Mit der Konkurrenz bei Philipps „Lieblingsturnier" gehe es steil nach oben. Spieler aus elf Nationen haben zugesagt, sechs Teilnehmer stehen oder standen unter den Top 20 der Welt. „Nicht mehr ganz so viele deutsche Spieler wie früher" seien gesetzt, bemerkte Kohlschreiber. Doch zu den 19 bereits gelisteten Hauptfeldspielern stoßen kurzfristig noch vier Qualifikanten, zwei „Special Exempts", die gerade besonders gut abschneiden, und drei Wildcard-Inhaber. „Vielleicht schafft es noch Lokalmatador Maxi Marterer", hofft Kohlschreiber. Dustin Brown, bei dessen Spielen der Aumeister immer bebt, während das Publikum beim akrobatischen Spiel des Winseners begeistert mitfiebert, hat Iphitos-Geschäftsführer Fabian Tross zufolge, ähnliche, also sehr gute Chancen wie Maxi, noch ins Hauptfeld zu rutschen.
Natürlich hoffen die Veranstalter auch wieder auf kurzfristig interessierte, herausragende internationale Größen, die sich mit den schnell fliegenden und hoch abspringenden Bällen im voralpinen München auf das zweite Grand Slam des Jahres, die French Open in Paris, vorbereiten wollen. So war Andy Murray 2015 am Aumeister dabei und durfte als Champion am Ende in Lederhosen schlüpfen und ein Luxusauto mitnehmen. Im „Mix aus jungen, wilden Topnachwuchsspielern und erfahrenen Weltklassespielern", wie ihn Turnierdirektor Patrik Kühnen anstrebt, wird Großbritannien dieses Jahr erstmals von Kyle Edmund, Nummer 22 der weltweiten ATP-Wertung, vertreten.
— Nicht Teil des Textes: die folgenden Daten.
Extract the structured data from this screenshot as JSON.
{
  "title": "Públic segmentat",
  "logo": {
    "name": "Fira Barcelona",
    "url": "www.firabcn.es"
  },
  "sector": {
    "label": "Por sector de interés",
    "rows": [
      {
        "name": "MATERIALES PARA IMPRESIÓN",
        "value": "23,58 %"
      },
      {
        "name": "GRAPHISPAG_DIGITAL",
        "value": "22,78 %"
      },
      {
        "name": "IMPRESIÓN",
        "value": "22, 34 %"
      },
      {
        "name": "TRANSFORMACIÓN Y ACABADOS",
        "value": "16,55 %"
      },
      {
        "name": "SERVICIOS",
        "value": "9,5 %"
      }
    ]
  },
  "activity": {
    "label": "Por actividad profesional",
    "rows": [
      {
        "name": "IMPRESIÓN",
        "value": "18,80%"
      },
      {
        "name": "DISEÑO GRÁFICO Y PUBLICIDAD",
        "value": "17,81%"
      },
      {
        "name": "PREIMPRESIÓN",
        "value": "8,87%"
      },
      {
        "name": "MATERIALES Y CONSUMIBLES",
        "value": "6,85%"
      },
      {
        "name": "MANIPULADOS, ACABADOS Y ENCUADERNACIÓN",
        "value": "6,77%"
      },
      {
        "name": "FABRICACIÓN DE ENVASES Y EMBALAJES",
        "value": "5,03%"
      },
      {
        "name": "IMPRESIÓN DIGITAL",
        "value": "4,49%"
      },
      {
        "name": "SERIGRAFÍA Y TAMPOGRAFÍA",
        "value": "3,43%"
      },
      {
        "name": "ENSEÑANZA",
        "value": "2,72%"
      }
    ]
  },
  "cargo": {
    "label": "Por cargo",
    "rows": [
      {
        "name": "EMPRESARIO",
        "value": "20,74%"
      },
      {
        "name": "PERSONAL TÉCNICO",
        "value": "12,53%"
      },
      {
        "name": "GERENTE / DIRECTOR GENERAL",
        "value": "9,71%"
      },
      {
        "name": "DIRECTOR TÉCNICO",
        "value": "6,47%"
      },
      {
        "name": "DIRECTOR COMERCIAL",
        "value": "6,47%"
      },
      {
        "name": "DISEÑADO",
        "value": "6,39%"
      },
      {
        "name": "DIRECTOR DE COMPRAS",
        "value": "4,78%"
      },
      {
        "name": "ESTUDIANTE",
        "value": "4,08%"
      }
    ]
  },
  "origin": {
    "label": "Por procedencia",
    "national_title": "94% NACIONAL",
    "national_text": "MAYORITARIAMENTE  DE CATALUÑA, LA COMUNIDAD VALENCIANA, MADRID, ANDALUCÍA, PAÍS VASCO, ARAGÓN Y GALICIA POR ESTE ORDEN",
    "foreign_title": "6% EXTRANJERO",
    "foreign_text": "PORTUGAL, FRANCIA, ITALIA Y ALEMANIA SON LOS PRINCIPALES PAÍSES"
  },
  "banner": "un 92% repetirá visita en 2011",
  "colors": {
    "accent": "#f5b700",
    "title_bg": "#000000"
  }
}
Aus Italien reist Marco Cecchinato an, 16. der Welt, der 2018 das Halbfinale der French Open erreichte. Auf den Argentinier Diego Schwarzmann freut sich Kohlschreiber besonders: „Tatsächlich jemand, der kleiner ist als ich." Ordentliche Leistungen auf Sand sind auch vom Spanier Roberto Bautista Agut und vom Finalisten des Jahres 2017, Guido Pella aus Argentinien, zu erwarten.
„Jemand der kleiner ist als ich"
Hochgewachsen und stetig weiter nach oben strebend ist der dritte, bereits gesetzte Deutsche. Kühnen: „Jan-Lennard Struff hat sein Karrierehoch wieder erreicht." Ein junger Franzose gibt in München sein Debüt: Ugo Humbert, ein 20-Jähriger, der im Februar in Marseille gegen den Kroaten Borna Coric, Nummer 13 der Welt, das Halbfinale erreichte. Von Marterer wurde Humbert jüngst in Indian Wells übrigens besiegt.
Marterer denkt gern an die BMW Open 2018 zurück, wie er bereits auf der PK im Januar betonte: „Ich spiele liebend gern noch einmal, es hat mir Superspaß gemacht, ich habe sehr gute Matches gespielt. Die Leute unterstützen einen mehr, und dadurch ist die Stimmung superschön. Nur eine Woche im Jahr, wo ich das in München so erleben kann, da freue ich mich schon." Sein Traum, wenn er wieder dabei sein sollte: „Letztes Jahr gegen Philipp im Halbfinale war schon nicht so schlecht. Warum nicht dieses Jahr gegen Sascha im Finale?"